France's ministers Castaner (Interior) and Belloubet (Justice)
17 September 2019

Anti-Narcotics Plan

With the Plan Stup’, the Government is taking a step forward and attacking trafficking at all levels and from every angle. The Plan's 55 measures designed to meet 6 goals make it an ambitious response to counter drug trafficking.
Drugs are the world's biggest criminal industry. They are behind 80% of revenge killings in France as well as being a disaster for public health, with some 168,000 deaths a year worldwide directly caused by drug use.

This is why, on a visit to Marseille on 17 September 2019, Minister of Justice Nicole Belloubet, Minister of Public Action and Accounts Gérald Darmanin, Minister of the Interior Christophe Castaner and Minister of State attached to the Minister of the Interior, Laurent Nunez, presented Plan Stup', the new “National Anti-Narcotics Plan”.

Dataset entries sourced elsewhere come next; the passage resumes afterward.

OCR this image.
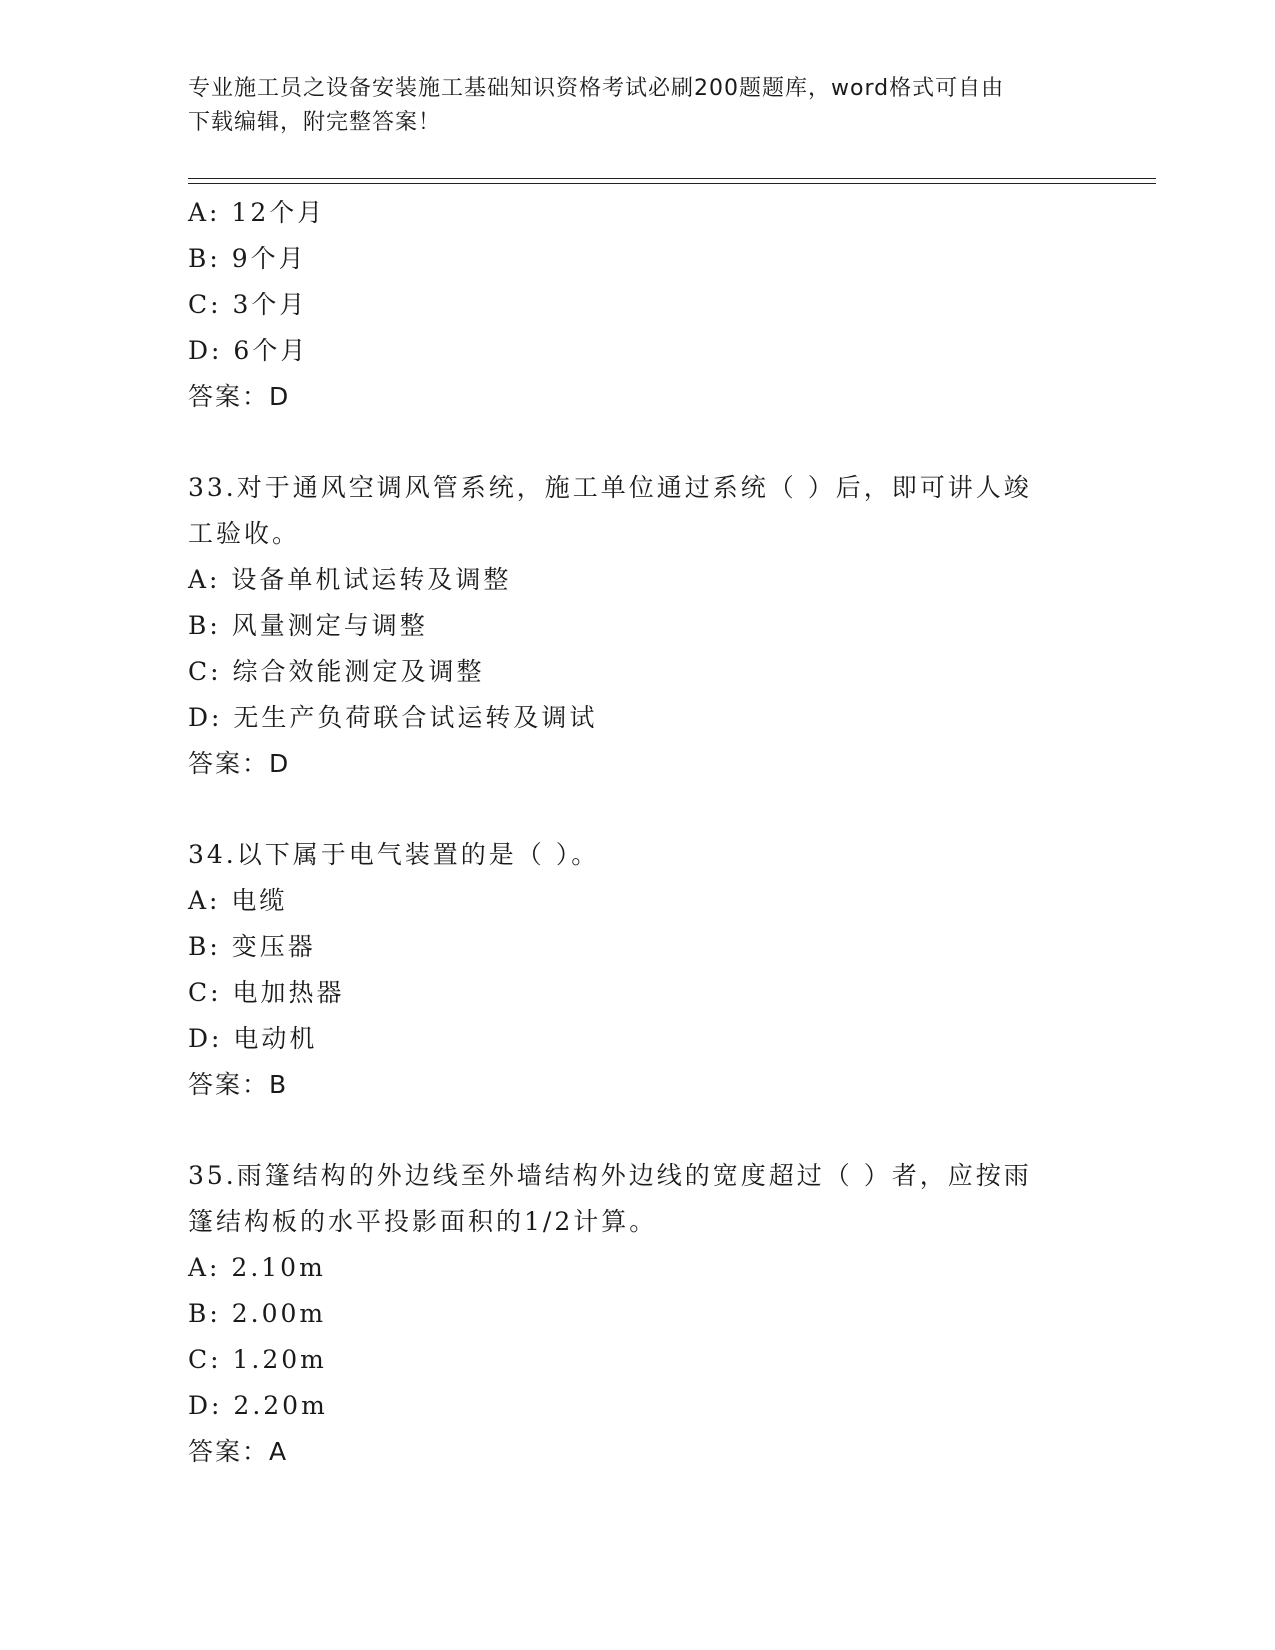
专业施工员之设备安装施工基础知识资格考试必刷200题题库，word格式可自由
下载编辑，附完整答案！
A: 12个月
B: 9个月
C: 3个月
D: 6个月
答案：D
33.对于通风空调风管系统，施工单位通过系统（ ）后，即可讲人竣
工验收。
A: 设备单机试运转及调整
B: 风量测定与调整
C: 综合效能测定及调整
D: 无生产负荷联合试运转及调试
答案：D
34.以下属于电气装置的是（ ）。
A: 电缆
B: 变压器
C: 电加热器
D: 电动机
答案：B
35.雨篷结构的外边线至外墙结构外边线的宽度超过（ ）者，应按雨
篷结构板的水平投影面积的1/2计算。
A: 2.10m
B: 2.00m
C: 1.20m
D: 2.20m
答案：A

The Plan is very much in line with the new Police de Sécurité du Quotidien (PSQ - “Everyday Security” Police) model, the goal of which is to adapt to each territory.

Plan Stup’ is organised into 55 measures designed to meet 6 goals:
  • improvement of knowledge of trafficking;
  •  intensification and rationalisation of the activities of services on the ground;
  • increased action against the underground economy and circuits for laundering money from drug trafficking;
  • reinforcement of seizure of criminal assets;
  • development of international cooperation;
  • reinforcement of services' capacities.
The Plan's main measures include:
  • creation of the Office Anti-Stupéfiant (OFAST – Anti-Drug Office), official sole lead agency in eliminating trafficking, which, in collaboration with the Judicial Authority, will oversee the interministerial policy against drug-trafficking (assisted by the national police and judges and organised into three divisions bringing together police officers, gendarmes and customs officers). It will be provided with 16 local branches and will enable modernisation of the organisation of drug elimination and its adaptation to traffickers' methods;
  • broad-scale roll-out of Cellules du renseignement opérationnel sur les stupéfiants (CROSSs – Units for Operational Intelligence on Narcotics) with a view to decompartmentalising and better collecting intelligence. Thanks to this initiative, which has been running on an experimental basis in Marseille since 2015, there has been a 15% increase in the number of traffickers imprisoned. The Government has therefore set up 28 CROSSs across large urban areas, set to become operational in late 2019.
Eliminating trafficking first of all requires knowledge of its methods and being able to anticipate their developments. This is why Plan Stup’ provides for:
  • establishment of an annual state of the threat;
  • implementation of new indicators to provide knowledge of consumers' habits and traffickers' methods, and anticipate their developments.
The prevention strategy will be reinforced in order to better protect citizens. It is also essential to shatter the “party” or “recreational” image that some drugs enjoy. Which is why an extensive national prevention campaign focusing on health risks and criminal sanctions alike will be organised, on the same model as road safety campaigns.

eliminating international networks

The global scale on which trafficking now takes place has made international cooperation all the more important, as it should enable better knowledge of and therefore more effective action against networks smuggling drugs into Europe.

This is why the Plan provides for reinforcement of partnerships with:
  • neighbouring European countries (Spain and Benelux in particular),
  • Europol and Interpol,
  • authorities of countries producing drugs or acting as transit zones (Morocco, China, India, etc.).
The Plan also provides for an increase in budgets dedicated to strategic and operational partnerships in the elimination of narcotics and money-laundering.